The following table describes the BMC AMI Ops Insight components:
Component | Description |
|---|---|
Data Ingest | Processes historical and real-time raw data |
Data Prep (Data Preparation Address Space (z/OS)) | An interface to fetch data from BMC AMI Ops Monitor products |
BMC AMI Ops Monitor | BMC AMI Ops Insight uses your monitor products for detailed analysis processing |
Historical Data | Historical SMF data from the last 4 to 6 weeks |
Real Time Data | Current SMF data sent to BMC AMI Ops Insight by BMC AMI Datastream for Ops Insight |
Model Generation (Training) | Builds a mathematical model based on historical data |
TOMCAT REST Interface (USS) | A bridge between the Data Ingest or Data Prep component and BMC AMI Manager or Model Generation |
BMC AMI Manager | Processes the real-time data and then uses the scores to perform multivariate analysis to create an event for a detected anomaly |
Container (z/CX or X86 Linux) – For charts and timeseries DB | (Optional) Container for displaying charts using a timeseries database |
Container (z/CX or X86 Linux) – For PostgreSQL DB | (Optional) Container for displaying charts for workload analysis |
Scoring Engine (Use models to evaluate data) | Uses your models and the real-time data to calculate a score, which is a measurement of how much a KPI deviates from the normal values |
HSQL database server (Model Store, History DB) | Stores models and scored data |
SMF Record Handler | An interface between BMC AMI Datastream for Ops Insight and the data ingest component |
BMC AMI Ops UI Discovery server | A server that is installed on the mainframe as part of the BMC AMI Ops Infrastructure standard installation |
BMC AMI Ops UI Server | A web server that authenticates the user during login.

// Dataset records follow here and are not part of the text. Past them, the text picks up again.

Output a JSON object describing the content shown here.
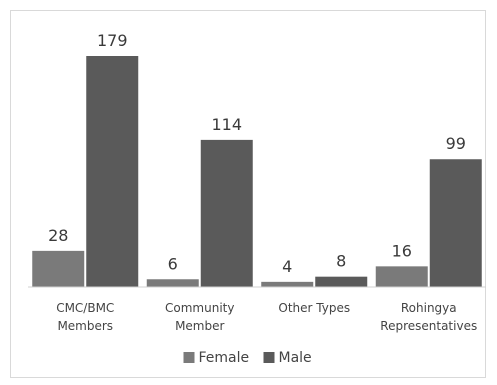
{
  "chart_data": {
    "type": "bar",
    "categories": [
      [
        "CMC/BMC",
        "Members"
      ],
      [
        "Community",
        "Member"
      ],
      [
        "Other Types"
      ],
      [
        "Rohingya",
        "Representatives"
      ]
    ],
    "series": [
      {
        "name": "Female",
        "values": [
          28,
          6,
          4,
          16
        ],
        "color": "#7a7a7a"
      },
      {
        "name": "Male",
        "values": [
          179,
          114,
          8,
          99
        ],
        "color": "#5a5a5a"
      }
    ],
    "ylim": [
      0,
      179
    ],
    "grid": false,
    "legend": "bottom"
  }
}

It then connects to the service registry to get a list of registered services, and verifies which services the user can access |
BMC AMI Ops User Interface | The user interface of BMC AMI Ops |
Process
The following figure shows the overall process of data analytics:

| Process | Description |
|---|---|
| Build algorithms | BMC domain experts build algorithms to identify KPIs (Key Performance Indicators) and groups of connected KPIs that can indicate problems. This helps minimize your costs because only the relevant KPIs are monitored. |
| Identify normal | Your historical data is used by the product to identify normal levels for the KPIs in your environment and then train the models. This means that the models are not generic but are customized to your specific environment. |
| Detect anomaly | The product then uses multivariate analysis to score your real-time data, comparing it with the data in the models to detect exceptions. |
| Predict future | When the product detects anomalies, it looks for trends to determine whether you are currently experiencing a problem or about to experience it. Reporting trends rather than individual anomalies maximizes accuracy and minimizes false positives. |
Training
Historical data is ingested into the Data Ingest component for processing. After the data is processed, it is sent for the model generation process.
Scoring
The real-time data is collected by BMC AMI Datastream for Ops Insight (a separate license is not required). The data is then sent to the SMF Record Handler. SMF Record Handler passes the data to the data ingest for processing. After the data is processed, it is sent to BMC AMI Manager. BMC AMI Manager evaluates the data against a current model. The results are stored in the database and displayed on the browser-based UI.
(Optional) If you have BMC AMI Ops Monitor products, BMC AMI Ops Insight can connect to the monitors to generate a more detailed analysis. Model Generation generates a set of models based on historical data. The models are stored in the database and are available via the browser-based UI for scoring.